The Central Bank has issued a joint statement by the Central Bank Governor, Patrick Honohan and Financial Regulator, Matthew Elderfield, two of the more respected men in the Irish regulatory system and relatively new appointments (September 2009 for Patrick and January 2010 for Matthew). The statements deal with the costs of bailing out Irish banks.
It is not clear if the €29.3-34.3bn for Anglo is a gross cost (with some of it being recouped in the future) or a net cost (ie the gross capital required might be more but some will be recouped giving a net of €29.3-34.3bn).
With Allied Irish Banks plc (AIB), the €3bn is additional to the €7.4bn capital that the bank needed raise by December 2010. Given that there are severe doubts that the bank could have raised the €7.4bn itself without tapping the State to make up the shortfall, then the likelihood is that the State is going to have to pony up €3-6bn for AIB (no word on the sale of the UK operations and the US MTN sale seems to have stalled).
There is reference in the press release to an accompanying statement.
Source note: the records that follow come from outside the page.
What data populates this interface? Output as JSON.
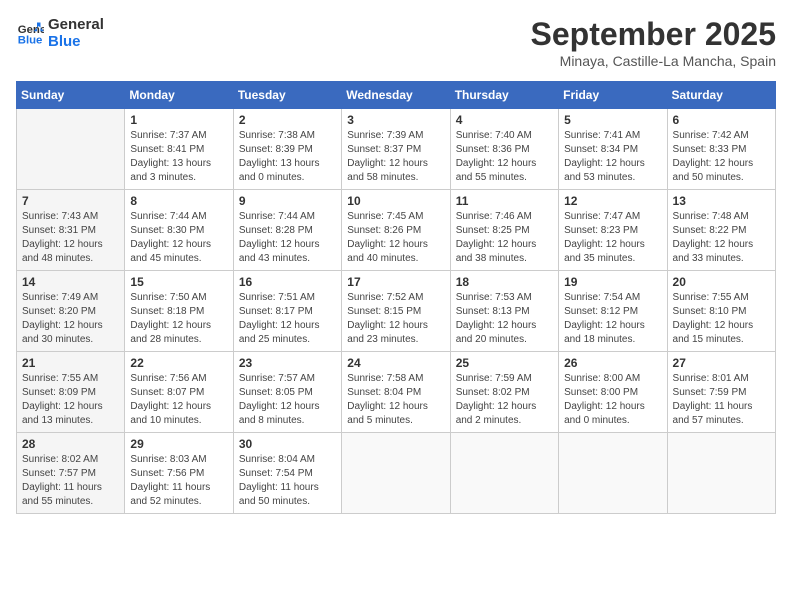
{
  "header": {
    "logo_line1": "General",
    "logo_line2": "Blue",
    "month": "September 2025",
    "location": "Minaya, Castille-La Mancha, Spain"
  },
  "days_of_week": [
    "Sunday",
    "Monday",
    "Tuesday",
    "Wednesday",
    "Thursday",
    "Friday",
    "Saturday"
  ],
  "weeks": [
    [
      {
        "day": "",
        "info": ""
      },
      {
        "day": "1",
        "info": "Sunrise: 7:37 AM\nSunset: 8:41 PM\nDaylight: 13 hours\nand 3 minutes."
      },
      {
        "day": "2",
        "info": "Sunrise: 7:38 AM\nSunset: 8:39 PM\nDaylight: 13 hours\nand 0 minutes."
      },
      {
        "day": "3",
        "info": "Sunrise: 7:39 AM\nSunset: 8:37 PM\nDaylight: 12 hours\nand 58 minutes."
      },
      {
        "day": "4",
        "info": "Sunrise: 7:40 AM\nSunset: 8:36 PM\nDaylight: 12 hours\nand 55 minutes."
      },
      {
        "day": "5",
        "info": "Sunrise: 7:41 AM\nSunset: 8:34 PM\nDaylight: 12 hours\nand 53 minutes."
      },
      {
        "day": "6",
        "info": "Sunrise: 7:42 AM\nSunset: 8:33 PM\nDaylight: 12 hours\nand 50 minutes."
      }
    ],
    [
      {
        "day": "7",
        "info": "Sunrise: 7:43 AM\nSunset: 8:31 PM\nDaylight: 12 hours\nand 48 minutes."
      },
      {
        "day": "8",
        "info": "Sunrise: 7:44 AM\nSunset: 8:30 PM\nDaylight: 12 hours\nand 45 minutes."
      },
      {
        "day": "9",
        "info": "Sunrise: 7:44 AM\nSunset: 8:28 PM\nDaylight: 12 hours\nand 43 minutes."
      },
      {
        "day": "10",
        "info": "Sunrise: 7:45 AM\nSunset: 8:26 PM\nDaylight: 12 hours\nand 40 minutes."
      },
      {
        "day": "11",
        "info": "Sunrise: 7:46 AM\nSunset: 8:25 PM\nDaylight: 12 hours\nand 38 minutes."
      },
      {
        "day": "12",
        "info": "Sunrise: 7:47 AM\nSunset: 8:23 PM\nDaylight: 12 hours\nand 35 minutes."
      },
      {
        "day": "13",
        "info": "Sunrise: 7:48 AM\nSunset: 8:22 PM\nDaylight: 12 hours\nand 33 minutes."
      }
    ],
    [
      {
        "day": "14",
        "info": "Sunrise: 7:49 AM\nSunset: 8:20 PM\nDaylight: 12 hours\nand 30 minutes."
      },
      {
        "day": "15",
        "info": "Sunrise: 7:50 AM\nSunset: 8:18 PM\nDaylight: 12 hours\nand 28 minutes."
      },
      {
        "day": "16",
        "info": "Sunrise: 7:51 AM\nSunset: 8:17 PM\nDaylight: 12 hours\nand 25 minutes."
      },
      {
        "day": "17",
        "info": "Sunrise: 7:52 AM\nSunset: 8:15 PM\nDaylight: 12 hours\nand 23 minutes."
      },
      {
        "day": "18",
        "info": "Sunrise: 7:53 AM\nSunset: 8:13 PM\nDaylight: 12 hours\nand 20 minutes."
      },
      {
        "day": "19",
        "info": "Sunrise: 7:54 AM\nSunset: 8:12 PM\nDaylight: 12 hours\nand 18 minutes."
      },
      {
        "day": "20",
        "info": "Sunrise: 7:55 AM\nSunset: 8:10 PM\nDaylight: 12 hours\nand 15 minutes."
      }
    ],
    [
      {
        "day": "21",
        "info": "Sunrise: 7:55 AM\nSunset: 8:09 PM\nDaylight: 12 hours\nand 13 minutes."
      },
      {
        "day": "22",
        "info": "Sunrise: 7:56 AM\nSunset: 8:07 PM\nDaylight: 12 hours\nand 10 minutes."
      },
      {
        "day": "23",
        "info": "Sunrise: 7:57 AM\nSunset: 8:05 PM\nDaylight: 12 hours\nand 8 minutes."
      },
      {
        "day": "24",
        "info": "Sunrise: 7:58 AM\nSunset: 8:04 PM\nDaylight: 12 hours\nand 5 minutes."
      },
      {
        "day": "25",
        "info": "Sunrise: 7:59 AM\nSunset: 8:02 PM\nDaylight: 12 hours\nand 2 minutes."
      },
      {
        "day": "26",
        "info": "Sunrise: 8:00 AM\nSunset: 8:00 PM\nDaylight: 12 hours\nand 0 minutes."
      },
      {
        "day": "27",
        "info": "Sunrise: 8:01 AM\nSunset: 7:59 PM\nDaylight: 11 hours\nand 57 minutes."
      }
    ],
    [
      {
        "day": "28",
        "info": "Sunrise: 8:02 AM\nSunset: 7:57 PM\nDaylight: 11 hours\nand 55 minutes."
      },
      {
        "day": "29",
        "info": "Sunrise: 8:03 AM\nSunset: 7:56 PM\nDaylight: 11 hours\nand 52 minutes."
      },
      {
        "day": "30",
        "info": "Sunrise: 8:04 AM\nSunset: 7:54 PM\nDaylight: 11 hours\nand 50 minutes."
      },
      {
        "day": "",
        "info": ""
      },
      {
        "day": "",
        "info": ""
      },
      {
        "day": "",
        "info": ""
      },
      {
        "day": "",
        "info": ""
      }
    ]
  ]
}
And the devil will be in the detail. This entry will be expanded later today when the “accompanying statement” is published.
Are you sure that AIB €3bn is an increased capital requirement? The Irish Independent’s coverage suggests that the capital requirement for AIB is going up by only €450m, while (iirc) the FT reports Lenihan as planning to put €2-3bn into AIB, which might be where the €3bn number comes in.
Am not sure until I have seen the statement that is supposed to be attached to the press release and which sets out the detail and presumably workings but the press release says “In light of the higher NAMA haircuts, the Central Bank has advised AIB that it will be required to raise an additional €3 billion by 31 December”. Previous comment on AIB and NAMA has suggested that AIB may need substantial sums on top of the €7.4bn to absorb NAMA losses so I am taking the €3bn to be on top of the €7.4bn but will review when the detailed workings become available.
Yes, I think this explains the Independent‘s figure:
I presume they subtracted 7.4 from 7.9 without noticing that the €7.9bn requirement is after the sale of the Polish subsidiary.
Take a bow, Peter Mathews, who called these figures 18 months ago in the face of irate denial from the government and the DoF lackeys!
Indeed, though I doubt that today’s statements will give him much pleasure as it just confirms the costs to the Irish taxpayer. It is indeed striking that the AIB figure seems to almost on the nail to what Peter has been claiming as the capital required for some time – €10.5bn.
http://bankermathews.com/
It makes the discrepancy between Matthews’ BoI estimate and the CB’s new and unchanged BoI figure eyecatching, though.